We live in an extraordinary country, which I think many people are too busy in their own lives to appreciate. We are remarkably diverse, as those of you who have traveled can attest to personally. From the slow, swampy South to the cold stoicism of New England, through the meat-’n-potatoes Rust Belt and the ever-waving grainy Mid West across the butte-butt Mountain Zone to the Pacific Coast. And here in The Golden State, you see a wide range of cultures that mirrors the diversity of the country itself, from the peg-toothed rednecks in the scattered ruralites to the presque-sophisticates of the urban centers, from the Sillycon Valley techies and the social pioneers of Sodom and Marin.

And did I mention Southern California, which is different from everywhere by a long shot and then some? The population of the Los Angeles metropolitan area is larger than many of the countries of the world, and peopled by probably most of them. This part of California, this part of the United States, seems to be a magnet both domestically and internationally, attracting Nathaneal West’s locusts by the gazillions, often for reasons unclear.

Some wanted to be stars, and even if most were beyond-the-pale delusional, some still deserved credit for pursuing their dreams, from all odd corners of the Earth. Others were drawn to The Southland by manifest destiny, acting out of instinct rather than purpose. Some of the attraction was that the weather is warm during the winter; some was that the social climate explodes most standards.

Still, or maybe because, there are some extraordinary people here. We celebrated Christmas Day with a bunch of them. Eyad, Linda’s son-in-law, is a recent U.S. citizen; he moved here with his family from Jordan, married Daughter Denise, and fathered two on the brightest, most engaging boys one could imagine. Carmen and her son dropped by for an early afternoon traditional dinner; she came from Canada many years ago, and on Christmas brought with her a nephew who smilingly tolerated my hobbled French.

Before our digestion was complete, The Lovely Linda and I were plying remarkably clear freeways to Pasadena, where we a-lighted at the new home of our friend Maddalena Serra. I have written of her before; she owns Cafe Maddalena in Dunsmuir, an hour north of Redding, where she produces some of the finest food every to delight an appreciative and discerning palate. She’s tiring of the restaurant business, at least from the owner-chef basis, and bought a small house with a huge garden in one of the lovely little neighborhoods you have to know where it is to find, as a place from which to spread her considerably talented wings. Will she teach art, sell her paintings or her drawings or her photographs? Will she manage an upscale dining establishment or hire herself out to a top-drawer bakery? Will she produce more radio or a cookbook? Any or all are possibilities.

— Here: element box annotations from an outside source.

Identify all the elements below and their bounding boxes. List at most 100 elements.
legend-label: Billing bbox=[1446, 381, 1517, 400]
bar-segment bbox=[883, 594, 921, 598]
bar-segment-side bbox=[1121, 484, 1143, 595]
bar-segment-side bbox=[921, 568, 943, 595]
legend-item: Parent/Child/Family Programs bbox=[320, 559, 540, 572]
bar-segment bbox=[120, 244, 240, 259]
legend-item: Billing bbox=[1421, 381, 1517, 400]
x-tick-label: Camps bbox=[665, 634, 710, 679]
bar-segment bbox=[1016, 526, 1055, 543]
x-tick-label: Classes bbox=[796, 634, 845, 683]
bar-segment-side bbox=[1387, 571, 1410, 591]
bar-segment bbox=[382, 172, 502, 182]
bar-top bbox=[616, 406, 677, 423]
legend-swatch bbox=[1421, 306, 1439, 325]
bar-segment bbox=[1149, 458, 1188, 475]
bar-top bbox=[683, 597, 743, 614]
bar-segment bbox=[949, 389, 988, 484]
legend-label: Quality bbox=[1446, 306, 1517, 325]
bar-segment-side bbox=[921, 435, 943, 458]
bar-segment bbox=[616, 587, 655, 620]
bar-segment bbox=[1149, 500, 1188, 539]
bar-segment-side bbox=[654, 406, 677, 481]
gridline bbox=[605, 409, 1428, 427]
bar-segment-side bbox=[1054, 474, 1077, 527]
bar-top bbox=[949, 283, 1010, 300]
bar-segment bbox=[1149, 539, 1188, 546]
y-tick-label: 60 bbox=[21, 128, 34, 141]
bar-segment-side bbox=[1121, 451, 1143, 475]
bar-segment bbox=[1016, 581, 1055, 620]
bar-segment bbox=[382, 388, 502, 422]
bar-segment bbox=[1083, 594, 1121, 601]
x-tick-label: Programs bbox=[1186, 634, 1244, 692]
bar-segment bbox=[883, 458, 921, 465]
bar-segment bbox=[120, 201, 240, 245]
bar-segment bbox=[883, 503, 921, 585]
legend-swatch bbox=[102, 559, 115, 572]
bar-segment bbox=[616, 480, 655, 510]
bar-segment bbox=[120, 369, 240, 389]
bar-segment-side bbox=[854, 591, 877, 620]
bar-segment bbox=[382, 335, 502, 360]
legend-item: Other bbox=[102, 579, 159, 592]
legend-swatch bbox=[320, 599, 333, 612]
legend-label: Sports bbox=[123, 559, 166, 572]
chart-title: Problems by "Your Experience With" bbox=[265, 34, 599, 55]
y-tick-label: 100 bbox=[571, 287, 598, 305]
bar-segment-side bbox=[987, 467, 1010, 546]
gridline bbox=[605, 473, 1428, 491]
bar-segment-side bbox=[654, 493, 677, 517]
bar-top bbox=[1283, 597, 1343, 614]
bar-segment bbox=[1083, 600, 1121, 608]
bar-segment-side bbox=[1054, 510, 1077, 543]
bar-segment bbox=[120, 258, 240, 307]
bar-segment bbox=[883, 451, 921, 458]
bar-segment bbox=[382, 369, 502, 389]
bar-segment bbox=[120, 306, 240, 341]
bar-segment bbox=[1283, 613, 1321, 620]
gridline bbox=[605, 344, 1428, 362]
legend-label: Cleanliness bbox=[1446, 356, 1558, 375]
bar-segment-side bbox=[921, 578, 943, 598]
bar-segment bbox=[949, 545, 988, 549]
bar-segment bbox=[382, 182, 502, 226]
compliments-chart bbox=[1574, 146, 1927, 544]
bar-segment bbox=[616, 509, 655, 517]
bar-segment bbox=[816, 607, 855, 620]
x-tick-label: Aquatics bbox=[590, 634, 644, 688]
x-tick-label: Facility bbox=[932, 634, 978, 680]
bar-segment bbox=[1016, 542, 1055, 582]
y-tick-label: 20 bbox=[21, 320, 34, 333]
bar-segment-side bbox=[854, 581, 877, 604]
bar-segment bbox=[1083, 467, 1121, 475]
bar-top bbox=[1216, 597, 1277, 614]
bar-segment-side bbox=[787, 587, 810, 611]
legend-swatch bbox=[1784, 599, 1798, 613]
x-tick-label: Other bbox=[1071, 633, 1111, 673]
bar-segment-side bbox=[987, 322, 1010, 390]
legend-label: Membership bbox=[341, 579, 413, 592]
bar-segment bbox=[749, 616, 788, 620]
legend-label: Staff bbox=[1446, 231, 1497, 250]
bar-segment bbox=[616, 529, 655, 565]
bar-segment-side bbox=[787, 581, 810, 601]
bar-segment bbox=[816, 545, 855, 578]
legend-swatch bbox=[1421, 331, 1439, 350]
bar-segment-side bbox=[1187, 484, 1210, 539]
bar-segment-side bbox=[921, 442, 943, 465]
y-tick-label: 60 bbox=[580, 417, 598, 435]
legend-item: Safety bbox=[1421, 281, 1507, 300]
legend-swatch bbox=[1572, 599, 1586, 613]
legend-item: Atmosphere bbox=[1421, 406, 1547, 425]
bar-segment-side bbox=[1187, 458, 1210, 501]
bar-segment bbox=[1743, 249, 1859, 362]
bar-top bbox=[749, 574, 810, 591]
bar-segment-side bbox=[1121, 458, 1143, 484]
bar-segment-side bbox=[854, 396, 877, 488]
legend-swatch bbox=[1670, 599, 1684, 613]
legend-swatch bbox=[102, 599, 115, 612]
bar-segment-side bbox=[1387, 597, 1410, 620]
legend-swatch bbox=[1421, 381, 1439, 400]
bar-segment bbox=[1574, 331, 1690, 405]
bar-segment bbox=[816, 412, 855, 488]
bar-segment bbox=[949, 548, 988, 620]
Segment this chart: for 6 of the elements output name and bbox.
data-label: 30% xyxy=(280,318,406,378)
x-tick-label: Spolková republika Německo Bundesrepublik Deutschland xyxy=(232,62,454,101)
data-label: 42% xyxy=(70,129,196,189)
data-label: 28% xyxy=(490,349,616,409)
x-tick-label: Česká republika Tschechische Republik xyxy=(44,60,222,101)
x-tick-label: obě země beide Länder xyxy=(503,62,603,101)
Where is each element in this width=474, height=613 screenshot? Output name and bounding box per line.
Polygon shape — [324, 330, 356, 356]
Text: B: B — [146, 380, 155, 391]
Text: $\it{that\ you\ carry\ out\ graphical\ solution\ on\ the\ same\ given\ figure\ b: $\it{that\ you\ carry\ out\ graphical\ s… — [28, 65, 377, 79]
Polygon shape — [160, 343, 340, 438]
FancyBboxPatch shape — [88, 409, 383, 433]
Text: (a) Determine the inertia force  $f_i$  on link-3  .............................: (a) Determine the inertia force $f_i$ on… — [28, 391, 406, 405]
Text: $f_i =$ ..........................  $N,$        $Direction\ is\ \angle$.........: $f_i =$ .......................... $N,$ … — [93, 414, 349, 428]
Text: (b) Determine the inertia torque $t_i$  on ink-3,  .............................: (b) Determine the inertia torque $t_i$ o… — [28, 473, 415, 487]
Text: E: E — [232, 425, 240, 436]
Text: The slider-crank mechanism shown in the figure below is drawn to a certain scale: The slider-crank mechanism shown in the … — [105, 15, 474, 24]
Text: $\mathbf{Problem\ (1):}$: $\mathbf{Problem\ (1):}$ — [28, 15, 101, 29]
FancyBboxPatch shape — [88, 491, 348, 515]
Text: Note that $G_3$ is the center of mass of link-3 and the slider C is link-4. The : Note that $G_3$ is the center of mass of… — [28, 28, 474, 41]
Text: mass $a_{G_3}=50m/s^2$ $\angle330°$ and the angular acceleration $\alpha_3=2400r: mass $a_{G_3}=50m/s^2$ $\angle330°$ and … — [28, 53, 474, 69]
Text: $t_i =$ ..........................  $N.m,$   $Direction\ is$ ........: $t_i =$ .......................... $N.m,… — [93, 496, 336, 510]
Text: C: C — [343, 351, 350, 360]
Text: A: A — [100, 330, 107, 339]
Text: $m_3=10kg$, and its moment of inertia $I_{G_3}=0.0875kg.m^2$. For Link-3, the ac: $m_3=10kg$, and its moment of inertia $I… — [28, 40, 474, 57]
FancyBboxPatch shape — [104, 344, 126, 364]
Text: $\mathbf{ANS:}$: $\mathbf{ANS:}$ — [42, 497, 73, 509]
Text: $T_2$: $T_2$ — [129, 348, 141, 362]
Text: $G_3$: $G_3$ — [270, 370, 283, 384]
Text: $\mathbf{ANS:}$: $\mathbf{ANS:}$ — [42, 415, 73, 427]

But Christmas night saw her cooking for four friends. I won’t recount the menu, it would be unfair; suffice it to say that getting up from the table after five hours was a fight with gravity and reason. Complementing a repast that brings tears of joyful memory to the mind’s eye, were a fellow from France and another from Italy, both deliciously thoughtful and participatory. All three of these foreign-borns know more about America’s role on the world stage than most Americans. Rather than typical apathy or despondence, they sport awareness and grounded hope.

This is what and who our country is about, not just the diversity, but the depth, not the crippled myopia of slothful, but the expanded consciousness of a resolute global mind. This is not a paean to patriotism, false or true, but an expression of excitement about human potential. I have long thought, and now more than ever, that America is the confluence of the greatness of East and West, and the birthplace of the future of mankind. But hang on, the birthing process is a struggle.

And that’s SetonnoteS...I’m Tony Seton.